Eleição de Orsi no Uruguai foi a melhor notícia para governo brasileiro nas relações internacionais
Olá!
O indiciamento dos golpistas, a vitória da esquerda uruguaia e a proposta de ajuste de Haddad trouxeram alento para a esquerda, mas é cedo para os foguetes.
.A caipirinha de Haddad. O ministro da Fazenda iniciou a semana convencido de que não seria derrotado mais uma vez pelo mercado. A carta de exigências, como se sabe, está na mesa há mais de um ano e resume-se a uma única palavra, “cortes” ou “ajuste fiscal”, para quem prefere os eufemismos do mainstream. Mas a semana começou diferente, e daí veio a ideia: por que não fazer uma caipirinha com esse limão? Na política, Haddad calculou que as últimas revelações sobre o golpe jogariam a extrema-direita na defensiva e abririam uma nova oportunidade para o governo pactuar com o centrão um ajuste fiscal mais palatável.
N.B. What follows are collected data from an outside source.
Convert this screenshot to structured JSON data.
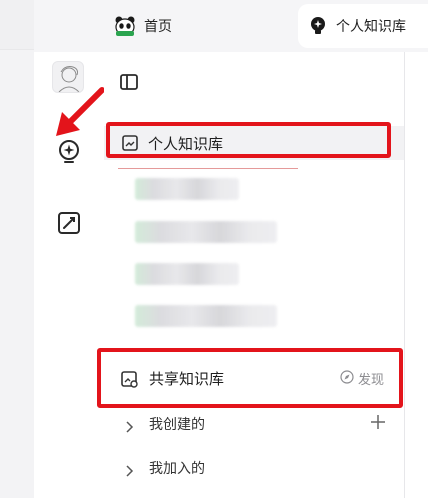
{
  "tabs": {
    "home_label": "首页",
    "kb_label": "个人知识库"
  },
  "sidebar": {
    "personal_kb_label": "个人知识库",
    "shared_kb_label": "共享知识库",
    "discover_label": "发现",
    "groups": [
      {
        "label": "我创建的"
      },
      {
        "label": "我加入的"
      }
    ]
  },
  "colors": {
    "highlight_red": "#e3141b",
    "selected_bg": "#f2f2f4"
  },
  "icons": [
    "panda-icon",
    "lightbulb-icon",
    "panel-toggle-icon",
    "star-bulb-icon",
    "pencil-square-icon",
    "document-icon",
    "shared-doc-icon",
    "compass-icon",
    "chevron-right-icon",
    "plus-icon",
    "red-arrow-icon"
  ]
}
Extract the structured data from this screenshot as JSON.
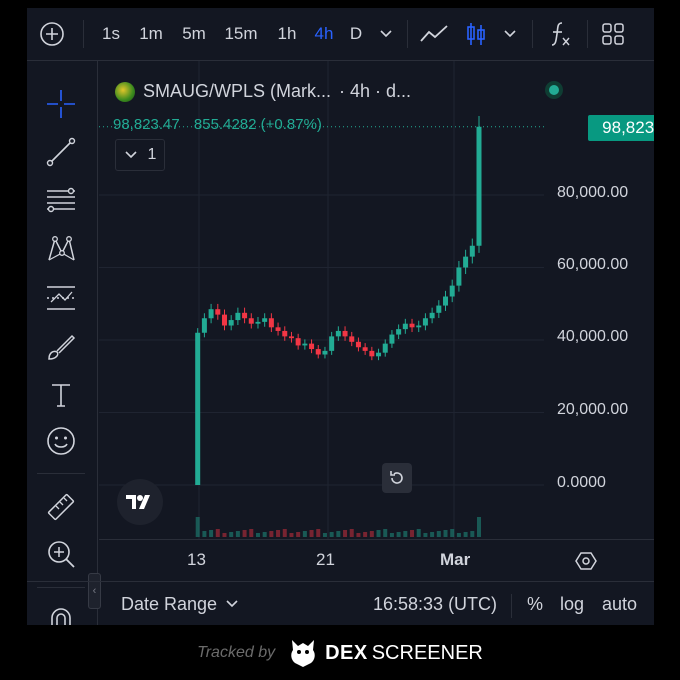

E, na economia, a aceleração da inflação entre os mais pobres e a desmoralização da caserna mostrou que os mais ricos e os militares também têm que dar sua cota de sacrifício para o país. Foi assim que Haddad jogou tudo no pilão e amassou. O resultado foi uma proposta de ajuste que tenta cortar pelo topo e pela base ao mesmo tempo, tirando a pecha de que é sempre o povão quem paga a conta sozinho. O objetivo é economizar R$ 70 bilhões nos próximos dois anos. O pacote inclui a imposição de um limite para o aumento anual do salário mínimo de 2,5% acima da reposição inflacionária, redução da faixa do abono salarial de R$ 2.824 para R$ 2.640, ampliação da faixa de isenção do Imposto de Renda para até R$ 5 mil, efetivação do teto salarial para os servidores públicos (R$ 44 mil), incluindo aí benefícios que hoje estão fora do cálculo, e reforma do sistema de pensões e aposentadoria dos militares. Como se vê, foi um avanço perto do que o mercado esperava e do exemplo vindo do governo Tarcísio em São Paulo. Porém, considerando o bombardeio do mercado e as chantagens que o centrão fará para aprovar a proposta dentro do Congresso, a dúvida é se o governo terá cacife para sustentar os pontos progressistas até o fim ou se a caipirinha de Haddad será servida sem cachaça, com pouco açúcar e muito limão.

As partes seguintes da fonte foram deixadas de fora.